Amazon Rainforest, Brazil

November 2015

Already venturing to Brazil for Ironman Fortaleza, it was always a dream of mine to trek into the Amazon. To experience the humidity, see the nature and challenge my boundaries. I contacted a company called Amazon Backpackers who offer tourists a glimpse into the wild of the rainforest but also offered a survival experience, which took my fancy.

Arriving in Manaus, I was excited and apprehensive to see how on earth you get to the Amazon rainforest from the industrial style city Manaus offered. My first taxi man explained that Manaus is a tax-free haven, so huge manufacturing companies like Nokia, Samsung, Microsoft and many cosmetic companies have their main factories out there! The streets were busy with cars and trucks, not what I expected for a little Brazilian town just outside a protected natural wonder of the world, I wondered how long and laborious my journey into the middle of the jungle would be?

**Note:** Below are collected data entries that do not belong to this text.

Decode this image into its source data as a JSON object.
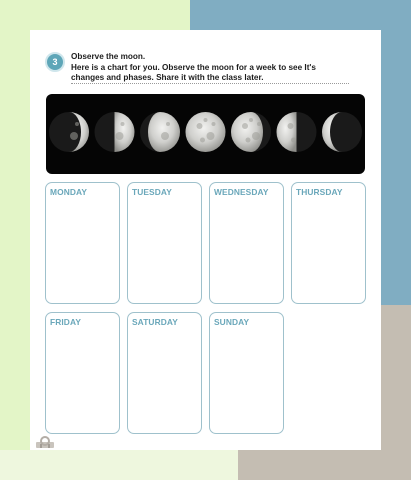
{
  "instruction": {
    "step_number": "3",
    "line1": "Observe the moon.",
    "line2": "Here is a chart for you. Observe the moon for a week to see It's",
    "line3": "changes and phases. Share it with the class later."
  },
  "moon_phases": [
    {
      "phase": "waxing-crescent",
      "lit_fraction": 0.2,
      "lit_side": "right"
    },
    {
      "phase": "first-quarter",
      "lit_fraction": 0.5,
      "lit_side": "right"
    },
    {
      "phase": "waxing-gibbous",
      "lit_fraction": 0.8,
      "lit_side": "right"
    },
    {
      "phase": "full-moon",
      "lit_fraction": 1.0,
      "lit_side": "both"
    },
    {
      "phase": "waning-gibbous",
      "lit_fraction": 0.8,
      "lit_side": "left"
    },
    {
      "phase": "last-quarter",
      "lit_fraction": 0.5,
      "lit_side": "left"
    },
    {
      "phase": "waning-crescent",
      "lit_fraction": 0.2,
      "lit_side": "left"
    }
  ],
  "days": {
    "monday": "MONDAY",
    "tuesday": "TUESDAY",
    "wednesday": "WEDNESDAY",
    "thursday": "THURSDAY",
    "friday": "FRIDAY",
    "saturday": "SATURDAY",
    "sunday": "SUNDAY"
  },
  "colors": {
    "accent": "#6aa7ba",
    "box_border": "#9fc1cc",
    "badge": "#5ea6b8",
    "bg_teal": "#80adc2",
    "bg_green": "#e3f5c7",
    "bg_gray": "#c4bdb2"
  }
}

One bus, one taxi, two boats and one ferry ride later and I was on my final small boat ride to my starting lodge. The lodge was situated inside the jungle, near enough by water taxi to find human life, fast enough if required, but far away enough to completely forget anything else existed but massive green trees with exposed roots, beautiful waters teeming with life and animals I’ve never seen or heard of before. Pink river dolphins are jumping and playing, Capybara’s drinking from the river bank, Sloths lay sleeping in the trees and Cayman always with one eye open looking for an opportunity for their next meal.

The lodge was a little like a base camp; mess tent for eating, games and meeting other adventurers, hammocks for lounging in the relentless heat and individual cottages for sleeping. The staff were all young boys, none older than 18 years old, born and raised in the jungle. These boys knew every inch of the forest like the back of their hand. My guide was ‘Kaka’, he knew all of the routes, tree types, calls, animal dens and rivers. He would take me to different kinds of tree, peel back some bark and ask me to smell it…. TCP, Chanel perfume, coffee, cinnamon, shampoo. Each day we would venture deeper into the jungle and Kaka would find something new to show me; Tarantula homes - we would wiggle a stick in front of the hole and the spider, thinking it was prey caught in its web, would sprint out with all fangs drawn. Tree houses and huts - where locals could wait out the storms. Empty hollow trees - which would be used as communication by beating the truck with a log, the noise would echo through the rainforest.

We would forage for food from bushes for berries and coconuts (eating the witchetty grubs inside!), fishing early morning using nets and eating fish for breakfast lunch and dinner. In fact, the only time we didn’t eat fish was for the luxury of Caiman (Alligator) and snake’s that would get caught in the fishing nets. By 2 pm the sun was at its hottest, and we would need to find shelter in the shade. We would start to make our camp for the night at about 4 pm. Cutting down large bamboo branches, which we would use their giant leaves as a roof to our beds in case it rained during the night, then fixing our hammocks and fly sheets between 2 trees. It sounds easy, but it was hard work each day for 2-3 hours.

The night was my favourite time of the day in the jungle. It became alive! The noise of each animal which slept during the day but came out at night to feed. Anteaters, Skunks, Capybaras, Armadillos, Monkeys and the Jaguar. If you were to look out of your bed in the middle of the night, you would see the remains of the campfire plus a hundred eyes lit up in the pitch black staring straight back at you.